If you are harmed by the company then you have the same recourse you would have if you were harmed by a company that didn't have reviews posted online.
... being a liar is idiotic. And posting a bogus review is a LIE.
oberliner
(58,724 posts)Basically everyone in advertising is a liar to some extent.
geek tragedy
(68,868 posts)Egnever
(21,506 posts)I dont think I have ever got a sandwich anywhere that looked like the ones shown in the ads for said place. They should all be fined!
HERVEPA
(6,107 posts)oberliner
(58,724 posts)It's just my opinion. I can't help it if libertarians agree. They agree that bombing Syria is a bad idea too, as I mentioned. Does that mean anyone who expresses that sentiment is promoting a libertarian talking point as well?
groundloop
(11,527 posts)While I totally agree with the concept that it's wrong to knowingly lie (whether it's Faux News doing it or these phony reviewers), the Supreme Court might not necessarily see it that way. I can certainly imagine the right wing court saying that these phony reviewers are within their rights to say anything they damned well please, even though they were paid to lie.
Posteritatis
(18,807 posts)Enrique
(27,461 posts)i propose the death penalty but that might be too harsh.
PoliticAverse
(26,366 posts)geek tragedy
(68,868 posts)onehandle
(51,122 posts)Skinner, I trust my check is in the mail?
formercia
(18,479 posts)You would expect anything else?
olddad56
(5,732 posts)... but some of us a lot more than others.
Posteritatis
(18,807 posts)Or at least done by people who have no contact with the product, venue, etc. If someone gets in the news for whatever reason, they'll get a mass of one or five-star ratings from people who dislike or like whatever they did, and any kind of commercial project these days is usually tied at the hip with reputation management firms.
Warpy
(111,383 posts)I head right for the complainers. They're the ones who will tell you that a restaurant has slow service or a consumer item breaks quickly. Of course, this means sorting through a lot of people who grumble that an item arrived with smashed packaging or something superficial wrong and those who complain because wait staff didn't kiss their butts. Sometimes there are legitimate complaints, a lot of them, and those need to be heeded.
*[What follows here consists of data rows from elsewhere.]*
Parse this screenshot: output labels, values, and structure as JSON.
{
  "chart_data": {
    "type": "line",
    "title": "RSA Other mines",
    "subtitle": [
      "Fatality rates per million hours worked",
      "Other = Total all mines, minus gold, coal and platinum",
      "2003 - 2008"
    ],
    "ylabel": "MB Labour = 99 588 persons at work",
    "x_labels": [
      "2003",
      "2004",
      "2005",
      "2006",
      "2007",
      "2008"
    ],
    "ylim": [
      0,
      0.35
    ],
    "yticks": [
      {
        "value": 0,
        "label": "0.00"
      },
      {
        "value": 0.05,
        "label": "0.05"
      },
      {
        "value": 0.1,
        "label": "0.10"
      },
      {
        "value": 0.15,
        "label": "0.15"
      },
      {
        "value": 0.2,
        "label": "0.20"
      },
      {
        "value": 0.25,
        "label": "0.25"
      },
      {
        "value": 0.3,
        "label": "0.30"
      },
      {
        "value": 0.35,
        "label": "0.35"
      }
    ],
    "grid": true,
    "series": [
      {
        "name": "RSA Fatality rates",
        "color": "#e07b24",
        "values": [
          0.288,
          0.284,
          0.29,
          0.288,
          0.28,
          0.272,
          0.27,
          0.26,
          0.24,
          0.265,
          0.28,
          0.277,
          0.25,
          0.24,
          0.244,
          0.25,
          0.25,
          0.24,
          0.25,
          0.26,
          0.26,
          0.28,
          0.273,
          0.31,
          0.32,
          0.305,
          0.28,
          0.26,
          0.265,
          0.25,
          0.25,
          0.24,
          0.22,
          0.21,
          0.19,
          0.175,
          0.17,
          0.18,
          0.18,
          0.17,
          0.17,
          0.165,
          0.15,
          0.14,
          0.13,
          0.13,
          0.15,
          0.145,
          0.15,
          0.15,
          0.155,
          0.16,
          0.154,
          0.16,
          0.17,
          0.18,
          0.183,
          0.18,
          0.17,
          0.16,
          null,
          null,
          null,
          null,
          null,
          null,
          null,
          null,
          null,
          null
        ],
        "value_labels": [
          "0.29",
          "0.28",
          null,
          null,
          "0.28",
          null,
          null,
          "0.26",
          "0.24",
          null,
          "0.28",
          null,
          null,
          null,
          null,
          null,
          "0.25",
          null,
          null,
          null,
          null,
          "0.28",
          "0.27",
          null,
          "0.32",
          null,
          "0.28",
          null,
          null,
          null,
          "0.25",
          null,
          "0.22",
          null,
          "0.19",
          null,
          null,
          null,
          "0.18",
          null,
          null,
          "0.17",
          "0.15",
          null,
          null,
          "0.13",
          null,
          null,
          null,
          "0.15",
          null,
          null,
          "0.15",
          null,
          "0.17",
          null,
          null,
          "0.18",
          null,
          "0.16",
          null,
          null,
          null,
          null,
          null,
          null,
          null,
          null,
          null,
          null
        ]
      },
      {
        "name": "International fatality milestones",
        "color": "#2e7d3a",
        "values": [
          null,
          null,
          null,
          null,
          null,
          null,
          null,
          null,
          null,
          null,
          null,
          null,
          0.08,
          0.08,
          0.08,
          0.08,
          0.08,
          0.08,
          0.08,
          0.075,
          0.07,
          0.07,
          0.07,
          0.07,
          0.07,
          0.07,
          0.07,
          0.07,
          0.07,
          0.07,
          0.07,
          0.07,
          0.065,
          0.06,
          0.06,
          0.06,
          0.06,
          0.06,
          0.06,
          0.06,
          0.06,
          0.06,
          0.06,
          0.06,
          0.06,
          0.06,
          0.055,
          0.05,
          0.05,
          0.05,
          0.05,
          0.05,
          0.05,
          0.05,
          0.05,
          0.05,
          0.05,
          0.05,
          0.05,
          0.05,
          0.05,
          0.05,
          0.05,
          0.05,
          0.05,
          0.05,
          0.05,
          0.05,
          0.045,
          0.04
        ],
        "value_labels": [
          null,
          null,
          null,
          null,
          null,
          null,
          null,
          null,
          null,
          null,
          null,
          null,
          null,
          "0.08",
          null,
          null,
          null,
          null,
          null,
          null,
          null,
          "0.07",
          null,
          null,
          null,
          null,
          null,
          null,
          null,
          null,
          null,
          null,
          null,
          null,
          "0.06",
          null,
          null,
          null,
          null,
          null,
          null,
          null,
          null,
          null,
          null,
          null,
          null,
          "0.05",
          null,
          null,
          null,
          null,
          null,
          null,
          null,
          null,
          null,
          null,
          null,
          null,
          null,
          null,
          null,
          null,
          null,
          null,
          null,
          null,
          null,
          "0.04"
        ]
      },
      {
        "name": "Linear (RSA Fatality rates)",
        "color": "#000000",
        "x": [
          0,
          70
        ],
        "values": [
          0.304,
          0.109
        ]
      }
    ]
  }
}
I've always assumed rave reviews were paid reviews, but if something or someone or someplace has a lot of four star reviews, it's probably good.
sendero
(28,552 posts)... (I'm talking mostly restaurants and certain products) I find that if you read them all the impression you get will be pretty close. There are always the outliers whose expectations are ridiculous and you can usually spot them by a careful reading of the review.
I agree with you that the negative reviews are often more interesting than the positive and I always read them first. And I've been suspicious of reviews that seem to make "marketing points" as I suspect that most of those reviews were not written by an actual customer.
ProudToBeBlueInRhody
(16,399 posts)If a product doesn't work the way someone expected or wanted it to, or they got what they considered a bad meal....I think they are far more likely to go to the net to complain rather than seek out a chance to praise the product that did what it was supposed to or the meal they liked.
sendero
(28,552 posts)... but in my case if I find a new restaurant that I really like, I always go and give it an up review. There are so few good restaurants around here
arikara
(5,562 posts)as they give more information, then parse the positive ones carefully. I've noticed that often the astroturf reviews use the same terminology and wording.
The thing is, if they go after astroturfing in online advertising, why not go after lies in other forms like tv and print. "all natural" is one that comes to mind. I hate that phrase, people always assume that it is equivalent to "organic" or even "good for you".